Darwin travelled around the world to try and find proof for this theory, including his famous trip to the Galapagos Islands. Through this research he proved that animals evolved to create other species. This is linked to A Doll’s House because this idea meant women were not created from men, but separately. This in turn led to the idea that men were equal to women, and this is what Nora believed, and it was her husbands disbelief at this that caused her oppression and it was the idea that women aren’t equal to men that made him say Nora spoke like a ‘little girl’.

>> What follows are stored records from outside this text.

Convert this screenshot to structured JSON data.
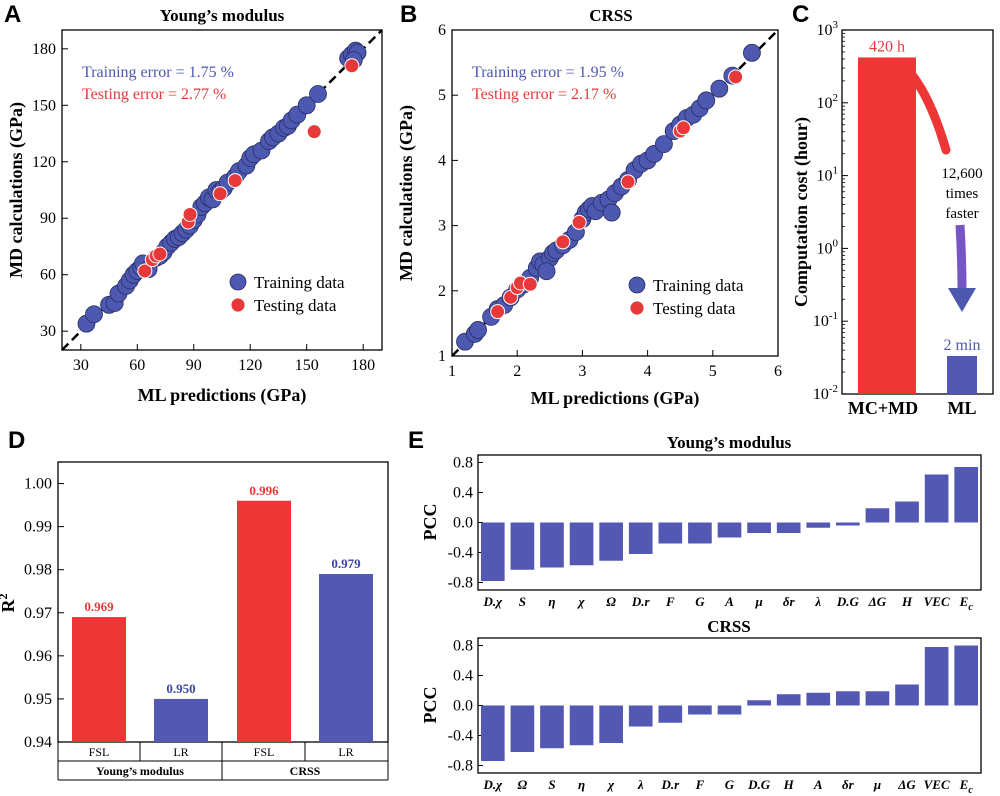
{
  "panels": {
    "a": "A",
    "b": "B",
    "c": "C",
    "d": "D",
    "e": "E"
  },
  "colors": {
    "training": "#4d58b0",
    "testing": "#e8393a",
    "edge": "#2a2f66",
    "bar_red": "#ee3636",
    "bar_blue": "#5359b3"
  },
  "chart_data": [
    {
      "id": "A",
      "type": "scatter",
      "title": "Young’s modulus",
      "xlabel": "ML predictions (GPa)",
      "ylabel": "MD calculations (GPa)",
      "xlim": [
        20,
        190
      ],
      "ylim": [
        20,
        190
      ],
      "xticks": [
        "30",
        "60",
        "90",
        "120",
        "150",
        "180"
      ],
      "yticks": [
        "30",
        "60",
        "90",
        "120",
        "150",
        "180"
      ],
      "annotations": {
        "training_error": "Training error = 1.75 %",
        "testing_error": "Testing error = 2.77 %"
      },
      "legend": {
        "position": "bottom-right",
        "training": "Training data",
        "testing": "Testing data"
      },
      "series": [
        {
          "name": "Training data",
          "points": [
            [
              33,
              34
            ],
            [
              37,
              39
            ],
            [
              45,
              44
            ],
            [
              48,
              45
            ],
            [
              50,
              50
            ],
            [
              54,
              54
            ],
            [
              56,
              57
            ],
            [
              58,
              60
            ],
            [
              60,
              62
            ],
            [
              62,
              64
            ],
            [
              63,
              66
            ],
            [
              66,
              63
            ],
            [
              70,
              69
            ],
            [
              72,
              70
            ],
            [
              74,
              72
            ],
            [
              76,
              75
            ],
            [
              78,
              77
            ],
            [
              80,
              79
            ],
            [
              82,
              80
            ],
            [
              84,
              82
            ],
            [
              86,
              84
            ],
            [
              88,
              86
            ],
            [
              90,
              89
            ],
            [
              92,
              92
            ],
            [
              94,
              96
            ],
            [
              96,
              98
            ],
            [
              98,
              101
            ],
            [
              100,
              100
            ],
            [
              102,
              105
            ],
            [
              104,
              104
            ],
            [
              106,
              106
            ],
            [
              108,
              109
            ],
            [
              112,
              112
            ],
            [
              114,
              115
            ],
            [
              118,
              118
            ],
            [
              120,
              122
            ],
            [
              122,
              124
            ],
            [
              126,
              126
            ],
            [
              130,
              131
            ],
            [
              132,
              133
            ],
            [
              135,
              135
            ],
            [
              138,
              138
            ],
            [
              140,
              139
            ],
            [
              142,
              142
            ],
            [
              145,
              145
            ],
            [
              150,
              150
            ],
            [
              156,
              156
            ],
            [
              172,
              175
            ],
            [
              174,
              177
            ],
            [
              176,
              179
            ],
            [
              177,
              178
            ],
            [
              175,
              174
            ]
          ]
        },
        {
          "name": "Testing data",
          "points": [
            [
              64,
              62
            ],
            [
              68,
              68
            ],
            [
              70,
              70
            ],
            [
              72,
              71
            ],
            [
              87,
              88
            ],
            [
              88,
              92
            ],
            [
              104,
              103
            ],
            [
              112,
              110
            ],
            [
              154,
              136
            ],
            [
              174,
              171
            ]
          ]
        }
      ]
    },
    {
      "id": "B",
      "type": "scatter",
      "title": "CRSS",
      "xlabel": "ML predictions (GPa)",
      "ylabel": "MD calculations (GPa)",
      "xlim": [
        1,
        6
      ],
      "ylim": [
        1,
        6
      ],
      "xticks": [
        "1",
        "2",
        "3",
        "4",
        "5",
        "6"
      ],
      "yticks": [
        "1",
        "2",
        "3",
        "4",
        "5",
        "6"
      ],
      "annotations": {
        "training_error": "Training error = 1.95 %",
        "testing_error": "Testing error = 2.17 %"
      },
      "legend": {
        "position": "bottom-right",
        "training": "Training data",
        "testing": "Testing data"
      },
      "series": [
        {
          "name": "Training data",
          "points": [
            [
              1.2,
              1.22
            ],
            [
              1.35,
              1.34
            ],
            [
              1.4,
              1.4
            ],
            [
              1.6,
              1.6
            ],
            [
              1.7,
              1.72
            ],
            [
              1.8,
              1.78
            ],
            [
              1.9,
              1.9
            ],
            [
              2.0,
              2.02
            ],
            [
              2.1,
              2.1
            ],
            [
              2.2,
              2.2
            ],
            [
              2.3,
              2.35
            ],
            [
              2.35,
              2.45
            ],
            [
              2.4,
              2.4
            ],
            [
              2.5,
              2.5
            ],
            [
              2.55,
              2.58
            ],
            [
              2.6,
              2.62
            ],
            [
              2.7,
              2.7
            ],
            [
              2.8,
              2.78
            ],
            [
              2.9,
              2.9
            ],
            [
              3.0,
              3.1
            ],
            [
              3.05,
              3.2
            ],
            [
              3.1,
              3.25
            ],
            [
              3.15,
              3.3
            ],
            [
              3.2,
              3.22
            ],
            [
              3.3,
              3.35
            ],
            [
              3.4,
              3.4
            ],
            [
              3.5,
              3.5
            ],
            [
              3.6,
              3.6
            ],
            [
              3.7,
              3.7
            ],
            [
              3.8,
              3.85
            ],
            [
              3.9,
              3.95
            ],
            [
              4.0,
              4.0
            ],
            [
              4.1,
              4.1
            ],
            [
              4.25,
              4.25
            ],
            [
              4.4,
              4.45
            ],
            [
              4.5,
              4.55
            ],
            [
              4.6,
              4.65
            ],
            [
              4.7,
              4.7
            ],
            [
              4.8,
              4.8
            ],
            [
              4.9,
              4.92
            ],
            [
              5.1,
              5.1
            ],
            [
              5.3,
              5.3
            ],
            [
              5.6,
              5.65
            ],
            [
              3.45,
              3.2
            ],
            [
              2.45,
              2.3
            ]
          ]
        },
        {
          "name": "Testing data",
          "points": [
            [
              1.7,
              1.68
            ],
            [
              1.9,
              1.9
            ],
            [
              2.0,
              2.05
            ],
            [
              2.05,
              2.12
            ],
            [
              2.2,
              2.1
            ],
            [
              2.7,
              2.75
            ],
            [
              2.95,
              3.05
            ],
            [
              3.7,
              3.67
            ],
            [
              4.5,
              4.45
            ],
            [
              4.55,
              4.5
            ],
            [
              5.35,
              5.28
            ]
          ]
        }
      ]
    },
    {
      "id": "C",
      "type": "bar",
      "ylabel": "Computation cost (hour)",
      "yscale": "log",
      "ylim_exp": [
        -2,
        3
      ],
      "categories": [
        "MC+MD",
        "ML"
      ],
      "values": [
        420,
        0.0333
      ],
      "value_labels": [
        "420 h",
        "2 min"
      ],
      "annotation": [
        "12,600",
        "times",
        "faster"
      ]
    },
    {
      "id": "D",
      "type": "bar",
      "ylabel": "R",
      "ylabel_sup": "2",
      "ylim": [
        0.94,
        1.005
      ],
      "yticks": [
        "1.00",
        "0.99",
        "0.98",
        "0.97",
        "0.96",
        "0.95",
        "0.94"
      ],
      "groups": [
        "Young’s modulus",
        "CRSS"
      ],
      "categories": [
        "FSL",
        "LR",
        "FSL",
        "LR"
      ],
      "values": [
        0.969,
        0.95,
        0.996,
        0.979
      ],
      "value_labels": [
        "0.969",
        "0.950",
        "0.996",
        "0.979"
      ]
    },
    {
      "id": "E1",
      "type": "bar",
      "title": "Young’s modulus",
      "ylabel": "PCC",
      "ylim": [
        -0.9,
        0.9
      ],
      "yticks": [
        "0.8",
        "0.4",
        "0.0",
        "-0.4",
        "-0.8"
      ],
      "categories": [
        "D.χ",
        "S",
        "η",
        "χ",
        "Ω",
        "D.r",
        "F",
        "G",
        "A",
        "μ",
        "δr",
        "λ",
        "D.G",
        "ΔG",
        "H",
        "VEC",
        "E"
      ],
      "last_category_sub": "c",
      "values": [
        -0.78,
        -0.63,
        -0.6,
        -0.57,
        -0.51,
        -0.42,
        -0.28,
        -0.28,
        -0.2,
        -0.14,
        -0.14,
        -0.07,
        -0.04,
        0.19,
        0.28,
        0.64,
        0.74
      ]
    },
    {
      "id": "E2",
      "type": "bar",
      "title": "CRSS",
      "ylabel": "PCC",
      "ylim": [
        -0.9,
        0.9
      ],
      "yticks": [
        "0.8",
        "0.4",
        "0.0",
        "-0.4",
        "-0.8"
      ],
      "categories": [
        "D.χ",
        "Ω",
        "S",
        "η",
        "χ",
        "λ",
        "D.r",
        "F",
        "G",
        "D.G",
        "H",
        "A",
        "δr",
        "μ",
        "ΔG",
        "VEC",
        "E"
      ],
      "last_category_sub": "c",
      "values": [
        -0.74,
        -0.62,
        -0.57,
        -0.53,
        -0.5,
        -0.28,
        -0.23,
        -0.12,
        -0.12,
        0.07,
        0.15,
        0.17,
        0.19,
        0.19,
        0.28,
        0.78,
        0.8
      ]
    }
  ]
}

This idea of evolution and survival of the fittest also linked in with the idea that you could determine your own future, something that Nora doesn’t believe at the beginning of the play, but by the end she realises she can, and she does by leaving her husband. A Doll’s house has a very interesting social context. It was published in 1879, A time in which society was very male dominated, and women’s views were suppressed, however, A Doll’s House has the central theme of female emancipation, as shown through the links to the suffragettes. Also interesting is the society at the time Ibsen wrote this.
It was a society that was very brutal, where appearances are the main importance and not what’s inside. From the outside the society looks good, affluent and agreeable, with servants waiting on you, and large rooms to celebrate Christmas and live a happy, middle-class life, but to those living the lifestyle, there is a heavy price to pay. People have to act, not as they would like, but as society would deem ‘respectable’ and this ‘respectability’ is a very superficial one, based on money, business and being ‘average’, conformant to societies rules.
This means that those that enter from outside the society are shunted and mistreated. This society is shown through A Doll’s House in a variety of ways. Firstly we can see it through Nora’s initial treatment of Mrs. Linde-she does not recognise her, because she has aged so prematurely, from stress-something not found within the agreeable middle-class women, making her stand out. We also see this idea of superficiality at the end of the play, when Torvald discovers Nora’s secret. He says ‘As regards our relationship – we must appear to be living together just as before.
Only appear, of course. ‘ This shows how Torvald views appearances so importantly, he wants Nora to remain there, purely so he wont be frowned upon by society as an outsider, even though he will know deep-down, that’s what he will now be. In conclusion there are many different historical ideas and events that build a context, from which Ibsen wrote A Doll’s House and their influences are clear in different ways throughout the play, and they help to give a clearer picture of how the characters are living, and the motivations behind their actions.